O Brasil se classificou em terceiro no Grupo C e jogará com França ou Alemanha, sábado (22), nas oitavas de final da oitava Copa do Mundo de Futebol Feminino, ao vencer (1 x 0) a Itália, que perdeu os 100% de aproveitamento, na noite desta terça (18), diante de 22 mil torcedores, lotação máxima do estádio Hainuat, em Valenciennes, cidade de 50 mil habitantes do norte da França. O gol foi da capitã Marta, de pênalti, aos 34 do segundo tempo, tornando-se recordista mundial em Copas feminina e masculina.

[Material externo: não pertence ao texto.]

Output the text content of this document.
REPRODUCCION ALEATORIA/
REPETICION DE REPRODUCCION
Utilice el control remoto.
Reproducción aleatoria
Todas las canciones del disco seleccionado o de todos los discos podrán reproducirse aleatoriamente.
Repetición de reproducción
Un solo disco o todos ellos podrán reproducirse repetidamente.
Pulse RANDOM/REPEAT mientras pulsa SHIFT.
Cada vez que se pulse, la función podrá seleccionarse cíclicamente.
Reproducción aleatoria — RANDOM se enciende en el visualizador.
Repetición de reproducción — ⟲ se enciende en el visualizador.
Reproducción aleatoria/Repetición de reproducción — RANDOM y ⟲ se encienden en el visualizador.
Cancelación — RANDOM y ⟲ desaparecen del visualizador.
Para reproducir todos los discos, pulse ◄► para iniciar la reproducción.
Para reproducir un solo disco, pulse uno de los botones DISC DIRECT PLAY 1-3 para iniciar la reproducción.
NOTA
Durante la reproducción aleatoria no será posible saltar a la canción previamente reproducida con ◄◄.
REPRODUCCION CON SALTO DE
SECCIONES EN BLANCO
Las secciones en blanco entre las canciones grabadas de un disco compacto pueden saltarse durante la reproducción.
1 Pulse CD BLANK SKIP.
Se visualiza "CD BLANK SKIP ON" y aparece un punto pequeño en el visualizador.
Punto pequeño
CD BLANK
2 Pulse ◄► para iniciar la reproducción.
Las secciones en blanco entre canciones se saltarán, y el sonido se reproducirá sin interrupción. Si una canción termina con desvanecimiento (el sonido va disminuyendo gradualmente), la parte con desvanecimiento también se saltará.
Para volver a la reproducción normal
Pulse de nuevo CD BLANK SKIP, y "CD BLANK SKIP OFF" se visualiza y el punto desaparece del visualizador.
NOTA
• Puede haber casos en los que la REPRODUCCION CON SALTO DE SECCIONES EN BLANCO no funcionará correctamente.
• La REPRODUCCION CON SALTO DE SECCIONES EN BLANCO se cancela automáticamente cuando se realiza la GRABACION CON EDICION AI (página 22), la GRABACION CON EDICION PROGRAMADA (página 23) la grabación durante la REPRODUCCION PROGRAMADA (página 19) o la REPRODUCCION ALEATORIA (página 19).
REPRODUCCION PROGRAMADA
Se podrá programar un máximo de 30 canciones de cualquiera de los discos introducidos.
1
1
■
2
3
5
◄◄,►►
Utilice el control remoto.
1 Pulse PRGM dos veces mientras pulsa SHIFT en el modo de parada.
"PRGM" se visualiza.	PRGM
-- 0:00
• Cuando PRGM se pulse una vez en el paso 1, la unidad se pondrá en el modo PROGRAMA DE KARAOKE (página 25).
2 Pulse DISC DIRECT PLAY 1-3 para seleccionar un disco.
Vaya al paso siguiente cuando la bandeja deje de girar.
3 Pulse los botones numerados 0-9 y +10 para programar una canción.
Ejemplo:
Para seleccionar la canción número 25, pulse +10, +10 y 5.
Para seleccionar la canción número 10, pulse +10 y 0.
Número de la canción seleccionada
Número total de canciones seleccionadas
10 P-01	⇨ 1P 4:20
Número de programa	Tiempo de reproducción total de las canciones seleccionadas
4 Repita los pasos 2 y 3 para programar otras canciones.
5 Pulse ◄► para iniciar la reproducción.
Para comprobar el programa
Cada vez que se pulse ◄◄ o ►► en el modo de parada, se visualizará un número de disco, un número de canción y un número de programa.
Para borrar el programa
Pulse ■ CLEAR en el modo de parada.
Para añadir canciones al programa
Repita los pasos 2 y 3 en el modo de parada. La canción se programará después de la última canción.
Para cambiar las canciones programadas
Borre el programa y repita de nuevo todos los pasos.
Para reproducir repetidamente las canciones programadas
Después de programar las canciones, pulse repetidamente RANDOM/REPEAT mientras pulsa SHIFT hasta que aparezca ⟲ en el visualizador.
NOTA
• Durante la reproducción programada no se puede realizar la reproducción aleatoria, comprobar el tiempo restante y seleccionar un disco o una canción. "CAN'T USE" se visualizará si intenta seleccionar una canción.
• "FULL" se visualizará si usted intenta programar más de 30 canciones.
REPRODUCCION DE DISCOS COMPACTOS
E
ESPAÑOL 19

RECORDE – Marta recuperou para o futebol brasileiro o recorde de gols em Copas. Ao converter o pênalti cometido pela zagueira Linari na atacante Debinha, ela chegou aos 17 gols e superou o atacante alemão Miroslav Klose, com 16, que, por sua vez, havia superado Ronaldo Fenômeno, artilheiro da Copa de 2002, que marcou 15 gols. Os16 gols de Klose: 2002 e 2006 (5); 2010 (4) e 2014 (2). Os 15 gols de Ronaldo: 1998 (4); 2002 (8) e 2006 (3). De 94 a 2011, na seleção, Ronaldo fez 67 gols em 105 jogos.

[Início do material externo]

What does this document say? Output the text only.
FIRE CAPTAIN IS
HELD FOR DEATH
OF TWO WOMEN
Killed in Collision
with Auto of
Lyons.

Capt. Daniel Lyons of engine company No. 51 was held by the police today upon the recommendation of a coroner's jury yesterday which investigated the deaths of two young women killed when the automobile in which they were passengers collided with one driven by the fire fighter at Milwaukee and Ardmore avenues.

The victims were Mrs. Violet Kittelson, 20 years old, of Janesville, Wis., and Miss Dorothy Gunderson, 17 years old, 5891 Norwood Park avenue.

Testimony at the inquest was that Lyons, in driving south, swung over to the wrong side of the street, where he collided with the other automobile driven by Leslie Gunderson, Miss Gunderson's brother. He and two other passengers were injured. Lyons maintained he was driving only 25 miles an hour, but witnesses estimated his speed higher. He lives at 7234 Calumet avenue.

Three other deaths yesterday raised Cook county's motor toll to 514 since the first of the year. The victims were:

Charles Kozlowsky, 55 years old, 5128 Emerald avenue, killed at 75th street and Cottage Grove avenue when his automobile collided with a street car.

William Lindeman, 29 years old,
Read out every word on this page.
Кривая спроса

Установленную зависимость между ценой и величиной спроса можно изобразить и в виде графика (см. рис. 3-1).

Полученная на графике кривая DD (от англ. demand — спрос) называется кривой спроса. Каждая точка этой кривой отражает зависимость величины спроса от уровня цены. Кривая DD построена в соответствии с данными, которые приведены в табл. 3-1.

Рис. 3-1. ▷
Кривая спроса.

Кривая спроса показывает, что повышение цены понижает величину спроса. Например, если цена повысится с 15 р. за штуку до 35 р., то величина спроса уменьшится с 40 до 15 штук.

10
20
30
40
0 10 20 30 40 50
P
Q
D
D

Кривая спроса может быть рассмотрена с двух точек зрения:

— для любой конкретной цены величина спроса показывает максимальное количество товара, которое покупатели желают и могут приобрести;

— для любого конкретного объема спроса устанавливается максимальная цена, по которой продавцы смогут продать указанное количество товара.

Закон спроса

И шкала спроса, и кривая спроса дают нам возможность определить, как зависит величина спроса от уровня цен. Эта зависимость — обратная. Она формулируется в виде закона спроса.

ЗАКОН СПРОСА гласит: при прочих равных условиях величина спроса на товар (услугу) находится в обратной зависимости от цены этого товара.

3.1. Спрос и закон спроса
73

OS 17 GOLS DE MARTA – Nas cinco Copas do Mundo, a capitã da seleção brasileira chegou ao recorde com o gol de pênalti que tirou a invencibilidade da Itália e classificou o Brasil para as oitavas de final. Na Copa de 2003, ela marcou 3 gols; em 2007, 7 gols; em 2011, 4 gols; 2015, 1 gol, e em 2019 – 2 gols. A alagoana de Dois Riachos, município a 245 km da capital Maceió, pode até aumentar o recorde no próximo jogo, sábado (22) com França ou Alemanha.

CONFRONTO DIRETO – A classificação do Grupo C, em que Itália, Austrália e Brasil terminaram com 6 pontos – 2 vitórias e 1 derrota – foi decidida no confronto direto. A Itália ficou com o primeiro lugar por ter ganho (2 x 1) da Austrália, que ficou com o segundo lugar por ter vencido (3 x 2, de virada) o Brasil, que ficou em terceiro pela derrota no confronto direto com a Austrália. Mesmo com a derrota, que lhes tirou os 100% de aproveitamento, as italianas comemoraram muito o primeiro lugar.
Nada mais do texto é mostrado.